What's a brotform (also called a banneton or proofing basket)? It's a basket for proofing dough. Looks like these in this link: Brotforms (I didn't buy from here, but they show good pictures).There are a couple reasons to use them. The most useful, is that they help keep the dough ball shape/round. Second reason, is that if you use them without a couche, (flour soaked linen), you get interesting designs on your bread. I've had these brotforms for years, but the only time I tried it, my dough got stuck to it, even though it was well floured, and ruined it. I had to punch down and let it rise again. Since then I was afraid to use them. But, as always, there's a trick to keep things from sticking and that is to dust/flour them with rice flour. Rice flour is like teflon, the bread slides right out.
Back to the story. Well, I have two brotforms, but for some reason, I decided to just make one big loaf and put all the dough in one basket. Probably not a good idea as in an unrisen state, it filled the basket about 3/4s. But, I forged ahead anyway. I started the oven, and 30 minutes later, I put the dough in.
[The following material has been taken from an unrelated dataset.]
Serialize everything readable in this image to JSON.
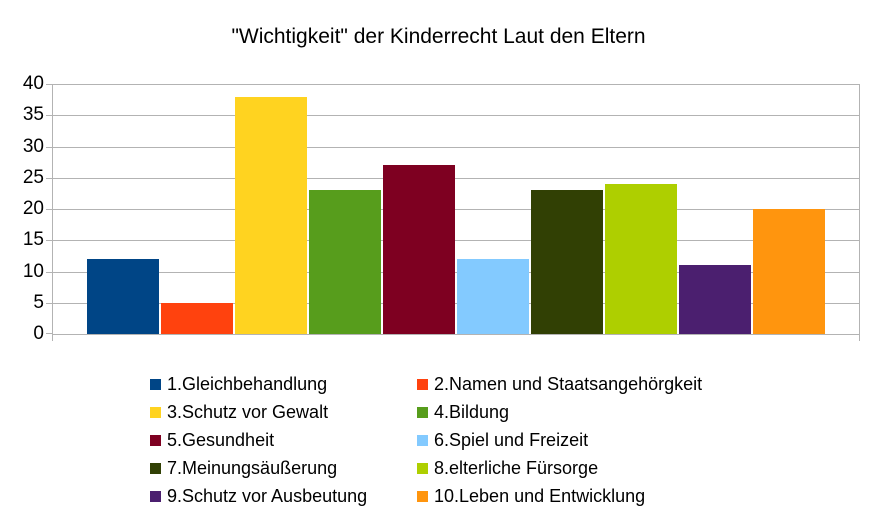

I know this is too soon, but my dough was already getting over the top of the brotform. I wasn't feeling well, and the last time I let it rise longer, it became overproofed. So, I got a piece of parchment paper (reused it from last time), placed it over the basket, got my epicurean pizza peel, placed it over the brotform, grabbed the basket from below while still holding the peel, and flipped it all over. I removed the basket, and like magic, it slid out - phew!
Now, to score the loaf. Again, no problem. I can see the loaf is very quickly sliding outwards as it's a really wet dough, but everything is ready, so I quickly get to the oven, slide the bread and parchment paper onto the baking stone, pour one glass of water until the cookie pan below and closed it up to see how it would go.
This is how it looked when I put it in the oven:
Ten minutes later:
And then done:
It looks great, but... I'm a bit worried. This is supposed to make a HUGE loaf - like 12" wide. Mine is 9". This one loaf normally two loaves. It's maybe one and a half times bigger, but it could be only one and a third bigger.
Again the moment of truth is waiting for me - how is the inside? Will I get a brick? Sure hope not! I'll update the results later. Keep your fingers crossed for me.
I was at first convinced it was going to be a brick. Even slicing in, it seemed a bit dense, which it probably is a bit, but it's very tasty and has a very nice texture. The kids devoured a couple slices and my mother in law gave a stamp of approval, so I am getting better with each loaf.
And the crumb as they call it. It's like a memory foam mattress - you squish it, and it bounces right back in a very pleasing way. Though I think it must taste better than memory foam!